16. Some philosophers complain that what is a reason and motivates must be a ‘motivating reason’, but this is of no help. It must be a ‘motivating reason’ in the sense of ‘normative reason that motivates’. But as we have seen the term ‘motivating reason’ is canonically used to mean something different than ‘normative reason that motivates’. To insist that a normative reason that motivates could be called ‘motivating reason’ in the sense of ‘normative reason that motivates’ is only a verbal victory.

17. This is also noted by Olson and Svensson (Citation2005, 209) and Lenman (Citation2009).

18. ‘A consideration can operate as a motivating reason only if it has, or is thought to have, the status of a reason in the system of normative principles by which individuals govern their conduct’ (Nagel Citation1970, 15). The status he refers to seems to be that of a normative reason.

19. This line of thought seems to be expressed by Dancy (Citation2000, 103): ‘If I am trying to decide what to do, I decide which action is right, noticing (we hope) the reasons that make it right; and then I act in the light of those reasons. They are the reasons why I do what I do (my motivating reasons)’.

20. Furthermore, I doubt that these ontological beliefs are beliefs a non-philosopher would have.

21. This argument is used by Heuer (Citation2004, 45), discussed by Mele (Citation2003, 80–81), and related to Williams (Citation1979).

22. This view is especially plausible if one construes explanations of actions as causal explanations, because causal explanations are factive. But Dancy argues that there are also non-causal explanations and that these may be non-factive. In any case, it is important to take into account the various forms explanations can take and not to focus on just one common sort of explanations. The question to ask is whether factivity is an indispensable element in any sort of explanation.

23. It becomes relevant only if combined with the demand for a uniform kind of explanation, as will become clear in the next paragraph.

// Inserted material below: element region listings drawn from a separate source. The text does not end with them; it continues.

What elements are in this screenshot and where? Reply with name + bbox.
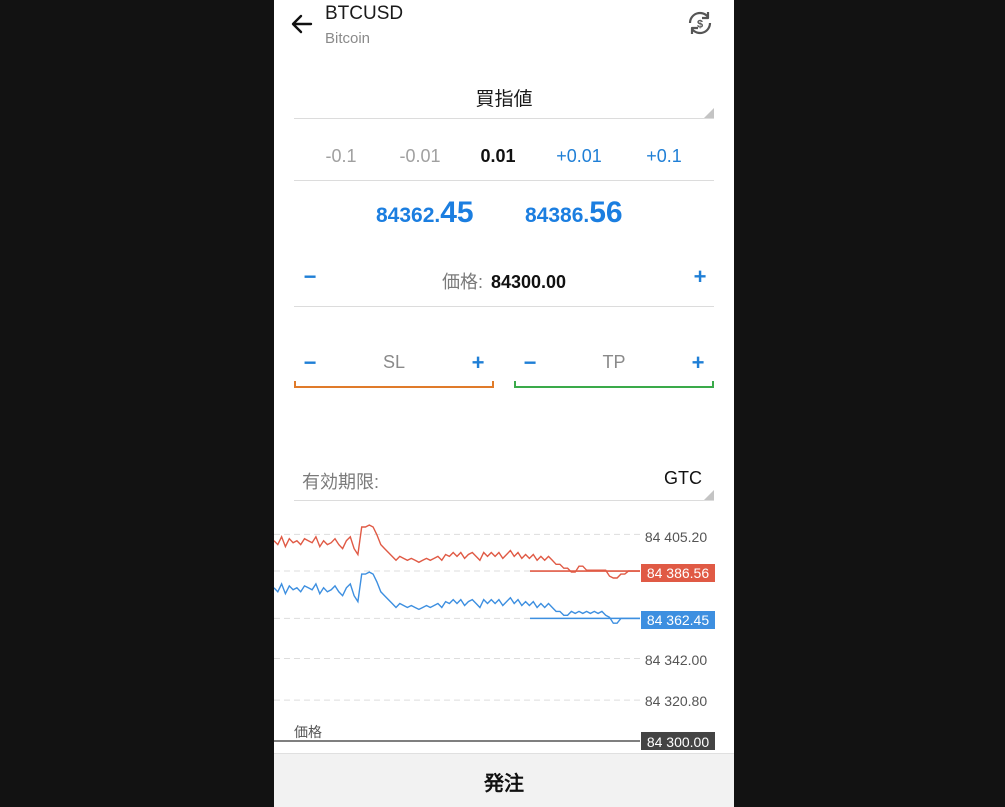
price-chart: 84 405.20 84 342.00 84 320.80 84 386.56 … xyxy=(274,515,734,755)
bid-price-pips: 45 xyxy=(440,196,474,229)
currency-exchange-icon: $ xyxy=(688,11,712,35)
expiration-value: GTC xyxy=(664,468,702,488)
price-stepper: − 価格: 84300.00 + xyxy=(294,258,714,307)
tp-underline xyxy=(514,386,714,388)
ask-price-main: 84386. xyxy=(525,204,590,227)
volume-minus-0-01-button[interactable]: -0.01 xyxy=(399,146,440,167)
tp-underline-tick xyxy=(514,381,516,388)
ask-price: 84386.56 xyxy=(525,196,623,230)
y-tick-label: 84 320.80 xyxy=(645,693,707,709)
ask-price-pips: 56 xyxy=(589,196,623,229)
volume-selector: -0.1 -0.01 0.01 +0.01 +0.1 xyxy=(294,138,714,181)
back-button[interactable] xyxy=(284,6,320,42)
sl-underline-tick xyxy=(492,381,494,388)
take-profit-stepper: − TP + xyxy=(514,342,714,388)
order-type-label: 買指値 xyxy=(475,89,533,110)
dropdown-corner-icon xyxy=(704,108,714,118)
pending-price-line-label: 価格 xyxy=(294,724,322,740)
place-order-label: 発注 xyxy=(484,772,524,795)
arrow-left-icon xyxy=(291,14,313,34)
tp-increase-button[interactable]: + xyxy=(683,350,713,376)
price-value: 84300.00 xyxy=(490,272,567,292)
bid-price-main: 84362. xyxy=(376,204,441,227)
bid-series-line xyxy=(274,571,640,624)
ask-price-tag-label: 84 386.56 xyxy=(647,565,709,581)
price-increase-button[interactable]: + xyxy=(685,264,715,290)
bid-price: 84362.45 xyxy=(376,196,474,230)
y-tick-label: 84 342.00 xyxy=(645,652,707,668)
stop-loss-stepper: − SL + xyxy=(294,342,494,388)
order-type-select[interactable]: 買指値 xyxy=(294,80,714,119)
pending-price-tag-label: 84 300.00 xyxy=(647,734,709,750)
volume-minus-0-1-button[interactable]: -0.1 xyxy=(325,146,356,167)
change-symbol-button[interactable]: $ xyxy=(682,5,718,41)
ask-series-line xyxy=(274,524,640,579)
place-order-button[interactable]: 発注 xyxy=(274,753,734,807)
sl-increase-button[interactable]: + xyxy=(463,350,493,376)
order-screen: BTCUSD Bitcoin $ 買指値 -0.1 -0.01 0.01 +0.… xyxy=(274,0,734,807)
y-tick-label: 84 405.20 xyxy=(645,529,707,545)
dropdown-corner-icon xyxy=(704,490,714,500)
bid-price-tag-label: 84 362.45 xyxy=(647,612,709,628)
volume-plus-0-1-button[interactable]: +0.1 xyxy=(646,146,682,167)
sl-underline-tick xyxy=(294,381,296,388)
volume-value[interactable]: 0.01 xyxy=(480,146,515,167)
volume-plus-0-01-button[interactable]: +0.01 xyxy=(556,146,602,167)
price-field[interactable]: 価格: 84300.00 xyxy=(294,268,714,294)
symbol-title: BTCUSD xyxy=(325,3,404,24)
tp-underline-tick xyxy=(712,381,714,388)
price-chart-svg: 84 405.20 84 342.00 84 320.80 84 386.56 … xyxy=(274,524,715,750)
sl-underline xyxy=(294,386,494,388)
svg-text:$: $ xyxy=(697,19,703,31)
expiration-label: 有効期限: xyxy=(302,472,380,492)
expiration-select[interactable]: 有効期限: GTC xyxy=(294,458,714,501)
symbol-description: Bitcoin xyxy=(325,30,371,47)
price-label: 価格: xyxy=(441,272,483,292)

24. This view is argued for by Mantel (Citation2012). Furthermore, it seems plausible that acting for a normative reason presupposes also that the agent's reasons-belief is not only true but true because of competence. According to Virtue Epistemology, this implies that the agent has knowledge of the normative reason when he acts for it (Mantel Citation2012). Cf., e.g. Sosa (Citation2007).

25. To a large extent, the dispute between psychologists and anti-psychologists deals with this question.

26. Another attempt to construct a unified account is Dancy's view that motivating reasons in error cases are non-psychological states of affairs.

27. A unified account would be indispensable if the explanatory notion of motivating reasons was strengthened in the way that a motivating reason is the explanans of the sort of explanations that is constitutive for intentional action. On this view, the explanans must be such that whenever an event does not have an explanans of this sort it cannot be an action. The question is whether a motivating reason is an explanans in an explanation that is only sufficient for demarcating actions from other events or whether it must also be an explanans in an explanation that is necessary for demarcating actions from other events. The stronger view is endorsed by Smith (Citation2003). By contrast, Hornsby (Citation2008) argues against a unified and for a disjunctivist account of the explanation of actions. On a disjunctivist account, there seems to be no single constitutive explanation of actions.